With the rise of the NSDAP as the prominent political power, the stance towards homosexuality radicalized. If in 1920s Berlin was a common place of emmigration for the homosexual from the western Europe due to relatively lenient treatment of homosexuality largely considered harmless, the rise of totalitarian rhetoric change this state of affair. In the one of the 1930 issues of the 'Volkischer Beobachter', official newspaper of the NSDAP we can read that '[...] homosexualism crystallizes all the hideous instincts of the Jewish nature, the law should recognize it for what it is, i.e. an abominable deviation and most serious crime that needs to be punished with all the severity, by gallows or exile'. In one of his speeches from early 1930s, Himmler stated that the sexuality should not be a private issue, and 'Although homosexuals often claim that no one is interested in what they do with their private lives. But anything related to sexual behaviours is not a private issue, but rather a matter or life and death for any Nation as they determine whether it will form an Empire or fall into subservience'. This was mirrored by e.g. guidelines for the police officers in Kassel published in 1937 we can find the passage stating that the 'Homosexuals are enemies of the state and should be treated as such'.

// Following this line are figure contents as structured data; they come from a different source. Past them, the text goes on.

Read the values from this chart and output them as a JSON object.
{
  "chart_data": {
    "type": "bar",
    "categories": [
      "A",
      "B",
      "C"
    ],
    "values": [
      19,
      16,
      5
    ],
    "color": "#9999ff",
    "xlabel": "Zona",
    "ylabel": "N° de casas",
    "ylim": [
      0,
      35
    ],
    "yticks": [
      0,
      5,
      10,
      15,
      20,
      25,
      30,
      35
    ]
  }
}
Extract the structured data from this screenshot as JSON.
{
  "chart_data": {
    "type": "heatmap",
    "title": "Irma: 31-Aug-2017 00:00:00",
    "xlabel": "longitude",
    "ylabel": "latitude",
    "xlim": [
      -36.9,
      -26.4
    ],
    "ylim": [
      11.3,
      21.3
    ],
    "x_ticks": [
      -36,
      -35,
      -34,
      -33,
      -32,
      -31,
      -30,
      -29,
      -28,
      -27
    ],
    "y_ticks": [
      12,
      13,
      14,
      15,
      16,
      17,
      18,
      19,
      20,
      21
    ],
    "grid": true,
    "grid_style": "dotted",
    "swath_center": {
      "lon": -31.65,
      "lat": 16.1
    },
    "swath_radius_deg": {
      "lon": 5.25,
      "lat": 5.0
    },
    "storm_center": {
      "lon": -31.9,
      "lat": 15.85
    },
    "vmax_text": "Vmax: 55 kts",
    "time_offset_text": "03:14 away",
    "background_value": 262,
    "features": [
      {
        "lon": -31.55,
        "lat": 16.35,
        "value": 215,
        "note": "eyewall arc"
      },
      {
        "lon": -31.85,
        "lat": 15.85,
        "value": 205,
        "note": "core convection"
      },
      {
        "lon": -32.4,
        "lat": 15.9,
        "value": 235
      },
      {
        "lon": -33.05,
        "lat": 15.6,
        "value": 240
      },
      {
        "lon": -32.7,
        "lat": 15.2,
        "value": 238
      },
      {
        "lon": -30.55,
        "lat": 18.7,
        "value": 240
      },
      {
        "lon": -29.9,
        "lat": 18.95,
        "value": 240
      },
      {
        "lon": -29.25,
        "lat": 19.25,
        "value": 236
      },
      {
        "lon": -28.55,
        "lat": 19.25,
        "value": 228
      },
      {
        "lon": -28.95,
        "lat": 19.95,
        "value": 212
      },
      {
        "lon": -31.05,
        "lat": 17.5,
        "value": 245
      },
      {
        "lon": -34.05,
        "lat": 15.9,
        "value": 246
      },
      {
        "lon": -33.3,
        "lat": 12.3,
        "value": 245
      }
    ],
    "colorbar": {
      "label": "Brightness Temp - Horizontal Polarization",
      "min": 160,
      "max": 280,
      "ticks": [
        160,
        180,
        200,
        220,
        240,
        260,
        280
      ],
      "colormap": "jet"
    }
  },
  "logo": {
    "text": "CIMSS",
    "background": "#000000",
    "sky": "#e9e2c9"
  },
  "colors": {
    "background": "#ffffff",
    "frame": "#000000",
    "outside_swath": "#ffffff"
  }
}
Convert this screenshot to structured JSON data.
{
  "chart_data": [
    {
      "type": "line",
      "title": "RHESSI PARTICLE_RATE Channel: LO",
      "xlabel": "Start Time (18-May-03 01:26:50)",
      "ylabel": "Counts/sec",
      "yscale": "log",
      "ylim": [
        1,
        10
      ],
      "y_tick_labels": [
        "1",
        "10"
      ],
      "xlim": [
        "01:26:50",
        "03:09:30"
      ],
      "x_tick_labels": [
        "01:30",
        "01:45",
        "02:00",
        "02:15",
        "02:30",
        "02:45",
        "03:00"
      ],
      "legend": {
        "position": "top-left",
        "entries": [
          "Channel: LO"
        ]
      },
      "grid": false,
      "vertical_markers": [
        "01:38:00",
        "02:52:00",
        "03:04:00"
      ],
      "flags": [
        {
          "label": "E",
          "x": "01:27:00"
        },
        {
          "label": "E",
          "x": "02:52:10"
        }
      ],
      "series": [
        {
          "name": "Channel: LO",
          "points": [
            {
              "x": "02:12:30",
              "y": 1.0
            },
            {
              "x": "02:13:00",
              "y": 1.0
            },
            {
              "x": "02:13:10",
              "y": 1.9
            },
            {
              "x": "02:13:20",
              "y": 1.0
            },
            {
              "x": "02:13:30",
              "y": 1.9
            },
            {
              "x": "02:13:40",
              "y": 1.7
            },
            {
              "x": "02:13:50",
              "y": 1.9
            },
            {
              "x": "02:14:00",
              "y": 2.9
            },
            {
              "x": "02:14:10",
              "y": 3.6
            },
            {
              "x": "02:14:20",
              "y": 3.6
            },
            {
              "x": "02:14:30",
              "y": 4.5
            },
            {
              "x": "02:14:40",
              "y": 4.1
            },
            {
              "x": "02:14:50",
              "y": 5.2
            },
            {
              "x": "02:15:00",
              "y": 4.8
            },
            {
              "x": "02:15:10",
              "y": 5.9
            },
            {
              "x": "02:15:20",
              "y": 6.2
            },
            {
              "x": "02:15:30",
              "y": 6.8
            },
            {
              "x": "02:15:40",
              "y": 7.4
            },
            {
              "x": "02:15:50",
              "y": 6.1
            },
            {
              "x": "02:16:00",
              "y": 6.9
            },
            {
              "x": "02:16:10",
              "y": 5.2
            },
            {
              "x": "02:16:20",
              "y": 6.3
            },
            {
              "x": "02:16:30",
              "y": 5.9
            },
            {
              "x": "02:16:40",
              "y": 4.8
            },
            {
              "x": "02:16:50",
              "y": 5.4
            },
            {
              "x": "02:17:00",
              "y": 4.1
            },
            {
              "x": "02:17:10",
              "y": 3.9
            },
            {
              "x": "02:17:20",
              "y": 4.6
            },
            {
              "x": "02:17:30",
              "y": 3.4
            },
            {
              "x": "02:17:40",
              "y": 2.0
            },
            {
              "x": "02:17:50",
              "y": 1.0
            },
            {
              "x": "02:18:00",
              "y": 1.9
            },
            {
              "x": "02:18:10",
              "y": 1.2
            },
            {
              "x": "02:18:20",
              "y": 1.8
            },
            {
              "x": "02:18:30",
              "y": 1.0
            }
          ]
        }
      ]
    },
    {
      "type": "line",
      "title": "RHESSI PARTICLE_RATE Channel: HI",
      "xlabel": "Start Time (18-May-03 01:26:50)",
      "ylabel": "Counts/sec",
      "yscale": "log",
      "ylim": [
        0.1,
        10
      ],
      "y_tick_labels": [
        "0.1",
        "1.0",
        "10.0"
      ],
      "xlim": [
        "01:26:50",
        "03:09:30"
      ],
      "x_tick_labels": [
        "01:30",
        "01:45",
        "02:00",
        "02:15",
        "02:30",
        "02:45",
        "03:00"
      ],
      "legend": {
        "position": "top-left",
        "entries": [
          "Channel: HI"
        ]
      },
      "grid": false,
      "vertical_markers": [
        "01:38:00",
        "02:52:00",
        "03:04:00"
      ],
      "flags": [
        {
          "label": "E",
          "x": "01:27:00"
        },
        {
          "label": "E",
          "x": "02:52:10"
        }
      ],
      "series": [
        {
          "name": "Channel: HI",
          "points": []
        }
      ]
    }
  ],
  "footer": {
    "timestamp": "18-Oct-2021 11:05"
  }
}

Josef Meisinger, director of Reichszentrale zur Bekämpfung der Homosexualität und der Abtreibung (State Center for Elimination of Homosexuality and Abortion) that has been formed on 10th of October 1936 under the auspices of Gestapo stated that although homosexuality possibly originated in Asia and 'expanded' through Ancient Greece and Rome to the Germanic territory, it is a 'phenomenon' rather than a strictly medical condition and also supported theory that it is a psychological condition that can be developed only through the seduction by another homosexual and potentially remains under the conscious control of a healthy person. This was reflected in judicial practice. In general, court verdicts were based on the assumption that homosexuality is not a congenital trait and can only develop due to seduction and subsequent practice, while at the same time being possible to be completely suppressed by sheer will, especially in the case of well-educated people. Verdicts were sometimes stating explicitly, that the homosexual tendencies could not have been treated as extenuating circumstances, as they could have been suppressed by anyone who knew that they are unnatural and their expression in sexual acts were a crime, essentially treating all homosexual acts as premeditated criminal activity.

It is also true that non-Germans were treated with much more leniency that the Germans, what was largely caused by the origin and character of the anti-homosexual stance of the German government. Lawmakers and other officials were largely focusing on the idea that the German regulations should benefit German society and be a tool to the development of the latter. While homosexuality and abortion among Germans were considered a direct threat to the nation (on assumption that homosexuals do not produce offspring, may seduce others and are generally not only are asocial but also actively propagate and popularize asocial behaviours), legal measures need not to be used in all their severity when applied to people who are not members of the German nation. This is reflected in the corollary of the German Ministry of Justice, issued on 22nd of January 1941 to the attorneys general and containing guidelines of the legal actions concerning Poles in the occupied territories and Germany stated that homosexual acts or cases of abortion among Poles do not need be treated harshly, as they are not detrimental to German nation, pointing out that it does not include people whose action might involve Germans, such as male prostitutes or people performing abortions professionally.